House OKs Spy Bill, Rejects Telco Immunity

“The Democratic-led U.S. House of Representatives defied President George W. Bush on Friday and passed an anti-terrorism spy bill that permits lawsuits against phone companies.

“But the 213-197 vote was far short of the two-thirds majority needed to override a promised veto by Bush. He has demanded that any telecommunication company that participated in his warrantless domestic spying program secretly begun after the September 11 attacks receive retroactive immunity.

“The battle over whether to shield companies has been a key reason why the House and Senate have been unable to agree on a bill to replace a law that expired last month that expanded U.S. authority to track enemy targets without a court order.

“It has also prompted Republicans to accuse Democrats of undermining national security while Democrats have accused Bush and his fellow Republicans of election-year fear mongering.”

(Link)

Analysis from Glenn Greenwald:

“It is, of course, true that this bill will have a hard time passing the Senate (though if even most House Blue Dogs were persuaded to support this bill, why can’t most Democratic Senators who previously voted for the Rockefeller bill be persuaded?). It’s also true that even if it did pass the Senate, the President will veto it, and there won’t be enough votes to override the veto. So this bill won’t become law, but that doesn’t matter.

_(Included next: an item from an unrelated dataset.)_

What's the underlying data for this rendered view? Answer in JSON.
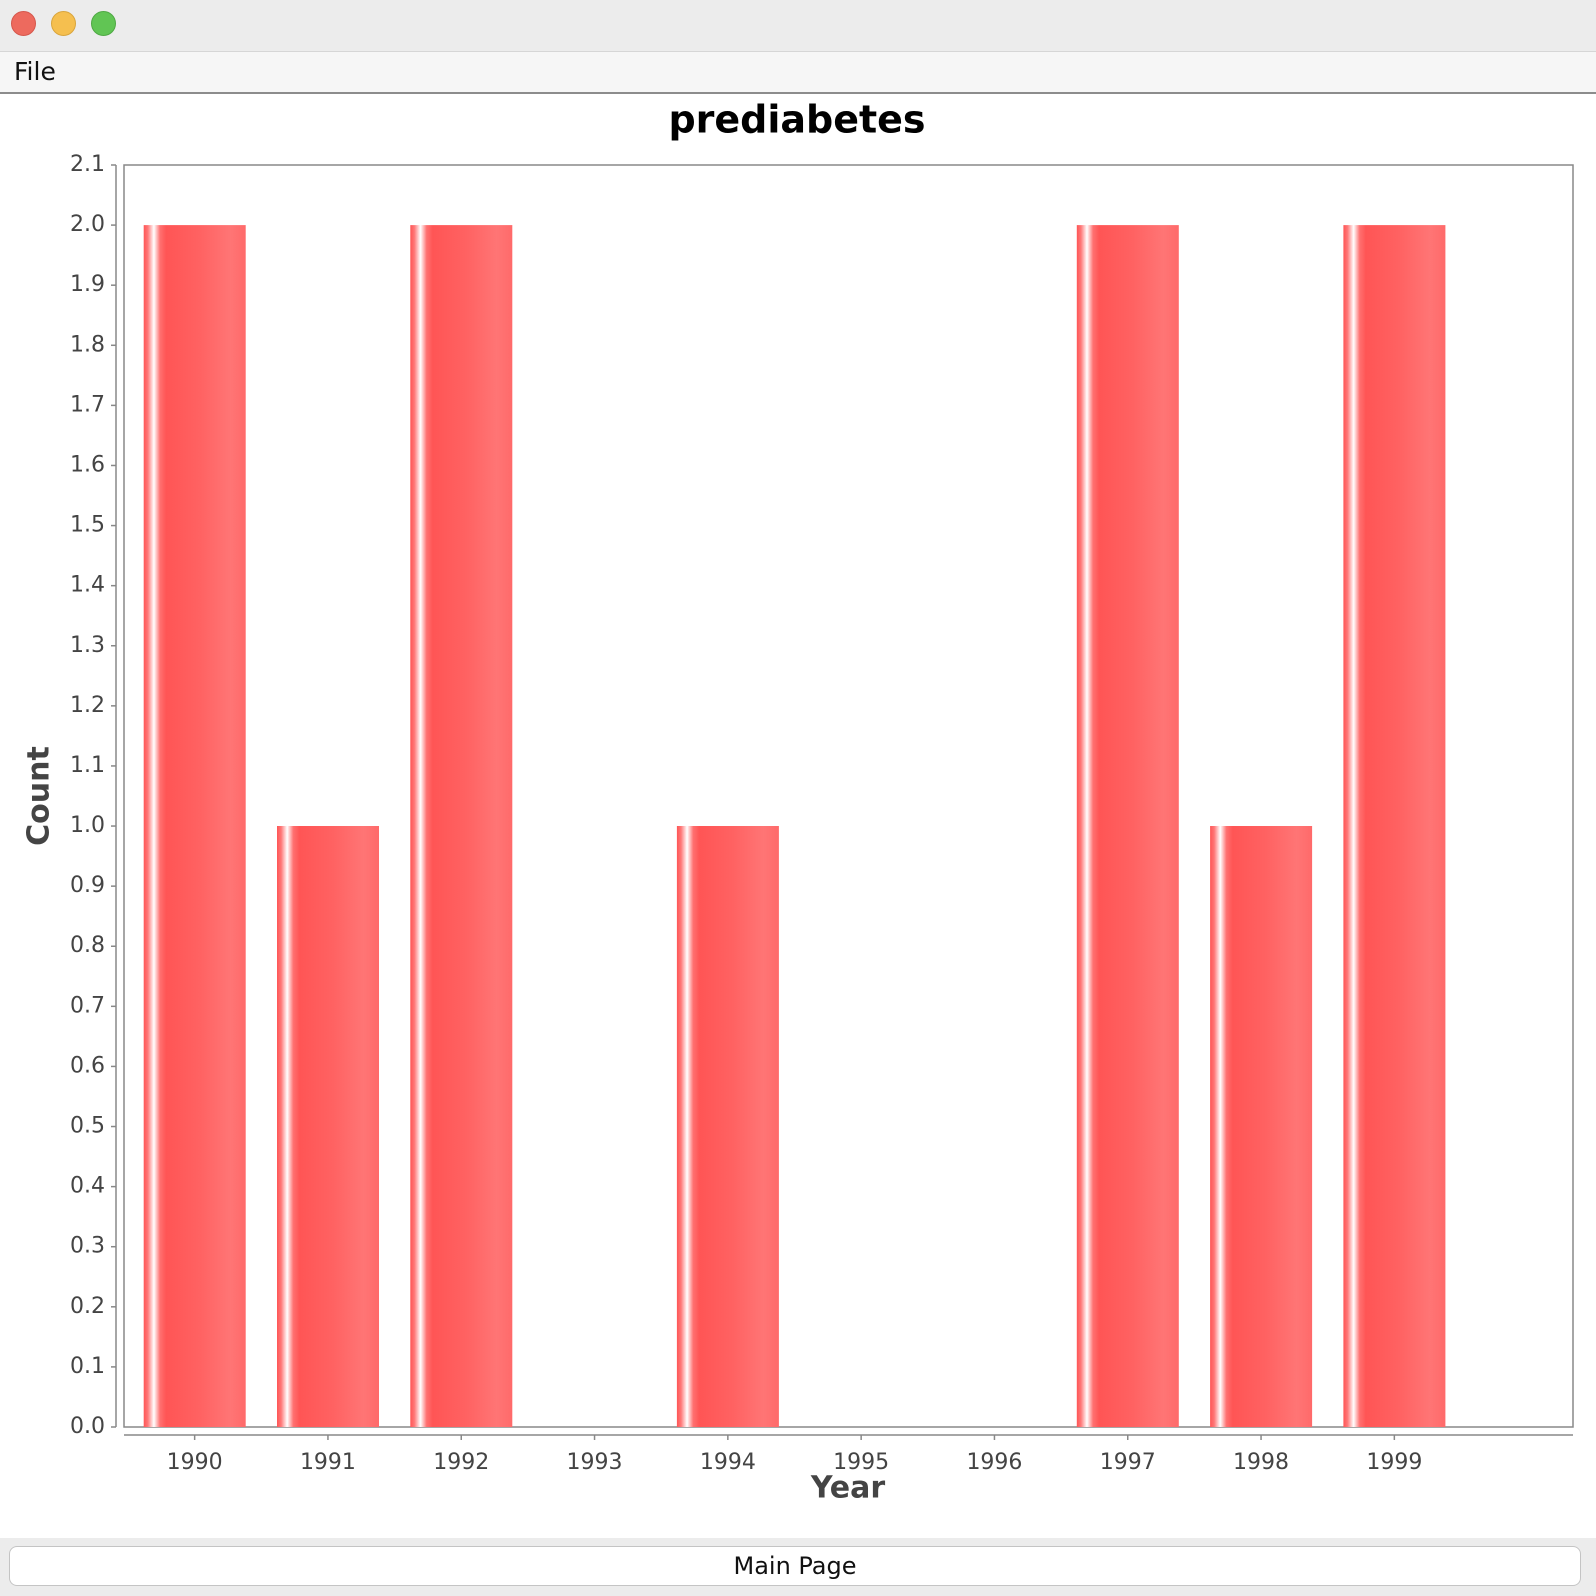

“The reality is that the best possible outcome here is nothing -- we lived quite well for 30 years under FISA and if no new bill is passed, we will continue to live under FISA. FISA grants extremely broad eavesdropping powers to the President and the FISA court virtually never interferes with any eavesdropping activities. And the only ‘fix’ to FISA that is even arguably necessary -- allowing eavesdropping on foreign-to-foreign calls without warrants -- has the support of virtually everyone in Congress and could be easily passed as a stand-alone measure.”